GESPRÄCHE MIT EINER TRAUERWEIDE
GESPRÄCHE MIT EINER TRAUERWEIDE (1)
Um der Trauerweide zu begegnen,
ging ich den leichten Hügel hinauf.
Ihre Umrisse sah ich golden schimmernd.
Darf ich dich kennen lernen? fragte ich sie
und bot ihr helle Energien
aus meinen Handflächen
als Geschenk.
Sie sagte, sie warte schon lange.
Ich fühlte ihre Aura, mich umhüllend,
warm und beschützend.
und zärtlich zugleich,
zuneigend auf bedingungslose Art,
nicht wertend.
Liebend, was sich ihr anvertraut.
Die Weide ließ mich in ihr Wesen ein,
so dass es war, als sei ich sie:
Energien durchströmen mich.
Ich stehe.
Ich gewähre.
Ich bin.
Ich fühle meine Verbundenheit
mit dem Zentrum der Erde.
Meine Wurzeln sind wie Fühler
ins Erdinnere.
Der Erde gegenüber fühle ich mich klein,
und dennoch von ihr wahrgenommen,
ernst genommen.
Ich bin Teil der Erde.
Ich bin ein Baum
mit einer besonderen Kraft
und der Weisheit vieler alter Bäume
aus Jahrtausenden.
Meine Aufgabe ist Wandlung,
Altes umzuwandeln in Neues
oder in etwas, aus dem Neues werden kann,
unsauberes Wasser im Boden umzuwandeln
in sauberes,
unbekömmliche Energien um euch und mich herum
umzuwandeln in
helle, frische, freundliche Energie.
Links von mir, dort, wohin meine Äste zeigen,
befindet sich eine Wasserkreuzung,
eine ideale Stelle für Energieumwandlung.

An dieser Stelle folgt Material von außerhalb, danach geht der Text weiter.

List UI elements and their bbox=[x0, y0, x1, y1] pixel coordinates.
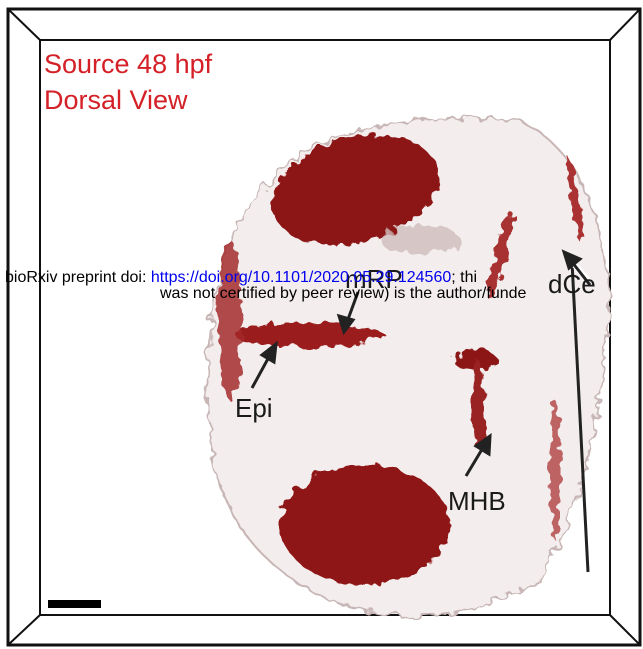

Ich sammle Energien, ich transformiere sie
und gebe sie ab.
Kannst du mir etwas über die Menschen
in deiner Nähe sagen?
fragte ich die Weide.
Das äußere Erscheinungsbild der Natur
ist den Menschen hier wichtiger
als unser Inneres.
Sie gebrauchen die Natur, was in Ordnung ist,
aber sie haben keinen Zugang
zu unserem Bewusstsein.
Sie sehen unseren Nutzen, unsere Schönheit,
und finden Gefallen daran,
aber sie nehmen mich
und die anderen pflanzlichen Lebewesen
nicht wahr als Wesen, die sie achten sollten.

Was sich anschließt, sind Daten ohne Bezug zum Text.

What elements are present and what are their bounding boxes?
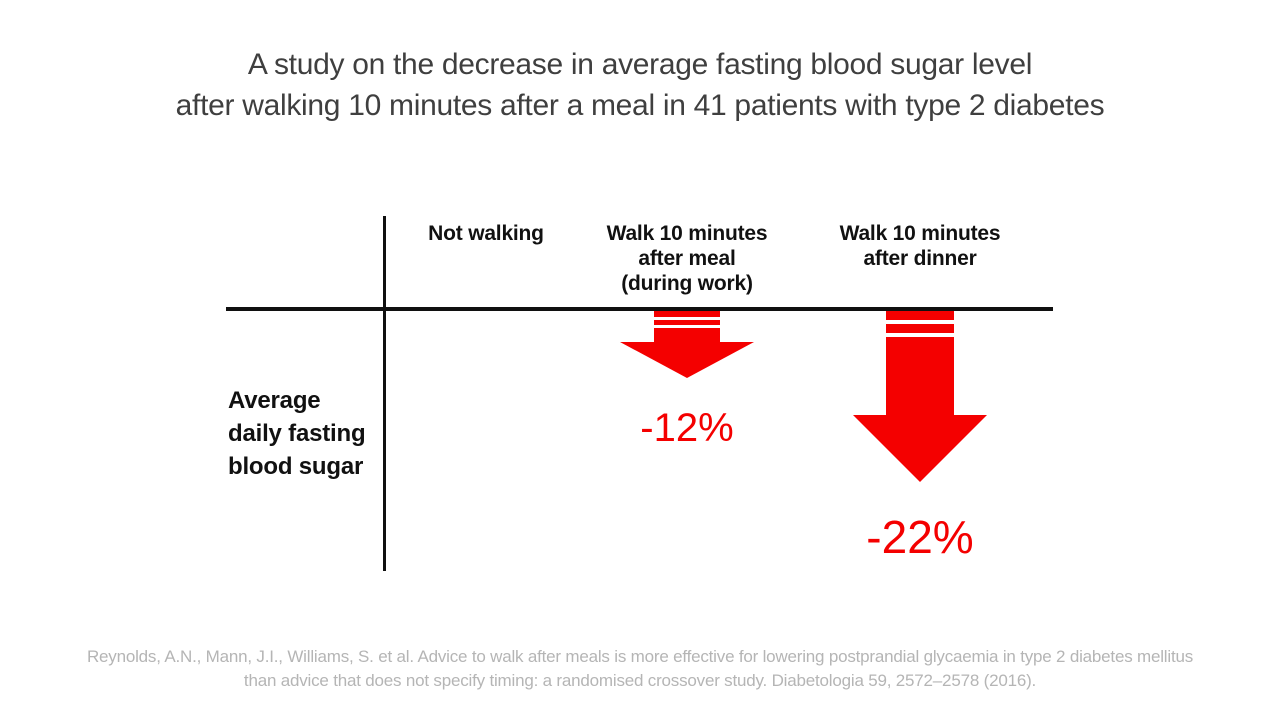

Sie nehmen uns nicht in unserer wahren Größe,
unserem vieldimensionalen Umfang wahr.
Ich stehe hier als Baum, als Weide,
aber ich fühle die Verbundenheit mit allem.
Wie feine Nervenbahnen stelle dir die Energien vor
zwischen mir und den Feldern um mich herum,
den Bäumen in meiner Nähe,
den Blumen, dem Gras, den wild lebenden Tieren,
den Menschen und sogar den Gebäuden.
Es sieht nur so aus,
als seien wir getrennt voneinander.
Du kannst dir aber vorstellen,
dass sich zwischen allen in dieser Umgebung
etwas wie Telefonleitungen befinden,
über die wir kommunizieren.
Spüre die Größe
unserer miteinander verbundenen Energien.

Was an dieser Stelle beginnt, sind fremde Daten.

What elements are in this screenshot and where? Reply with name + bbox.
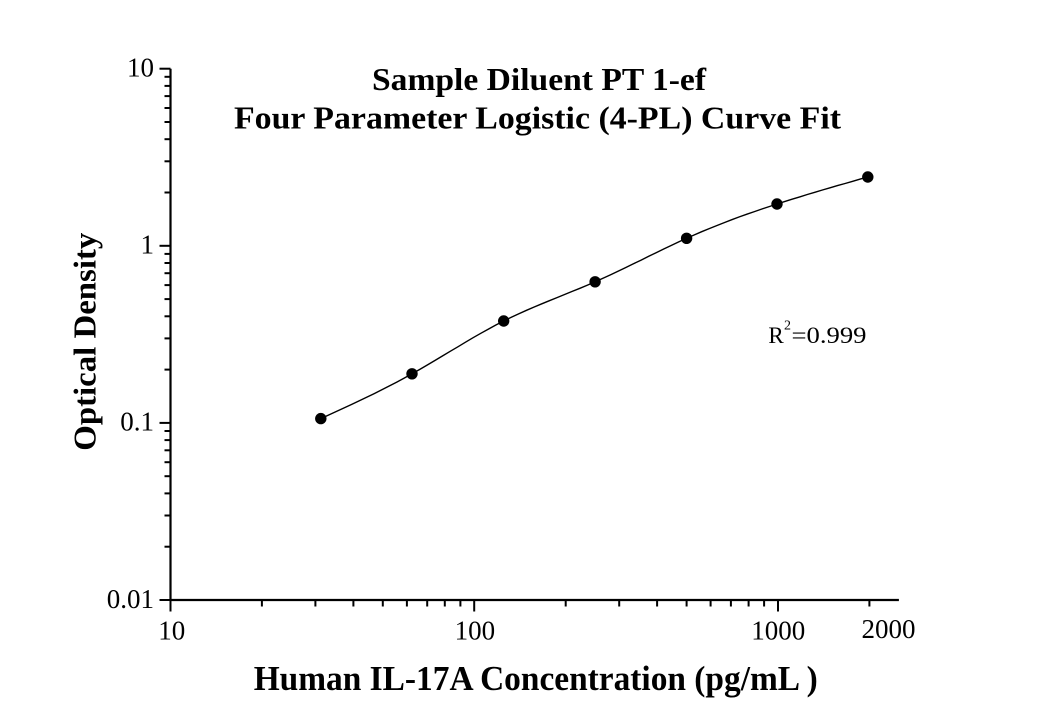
svg-text:10: 10 bbox=[158, 616, 185, 646]
svg-text:2: 2 bbox=[784, 318, 791, 333]
svg-text:Four Parameter Logistic (4-PL): Four Parameter Logistic (4-PL) Curve Fit bbox=[234, 99, 841, 135]
svg-text:Sample Diluent PT 1-ef: Sample Diluent PT 1-ef bbox=[372, 61, 706, 97]
svg-text:1: 1 bbox=[141, 230, 155, 260]
svg-text:1000: 1000 bbox=[751, 616, 805, 646]
svg-text:10: 10 bbox=[127, 53, 154, 83]
svg-text:0.1: 0.1 bbox=[120, 407, 154, 437]
svg-text:Optical Density: Optical Density bbox=[67, 233, 103, 451]
svg-text:R: R bbox=[768, 323, 784, 348]
svg-text:100: 100 bbox=[455, 616, 496, 646]
svg-text:Human IL-17A Concentration (pg: Human IL-17A Concentration (pg/mL ) bbox=[254, 659, 818, 698]
svg-text:0.01: 0.01 bbox=[107, 584, 154, 614]
svg-text:=0.999: =0.999 bbox=[792, 323, 867, 348]
svg-text:2000: 2000 bbox=[862, 614, 916, 644]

Wenn du jeden Baum, jede Pflanze einzeln siehst,
scheinen sie klein,
vielleicht unbedeutend,
aber wenn du uns alle
in unserer Verbundenheit betrachtest,
erhältst du ein immer größeres Bild,
ein immer größeres Bewusstsein vom Ganzen.
Du spürst dann, dass wir alle zusammen
wie ein Gewebe sind:
Wenn du an einer Stelle des Gewebes ziehst,
bewegt sich das Ganze mit, verändert sich.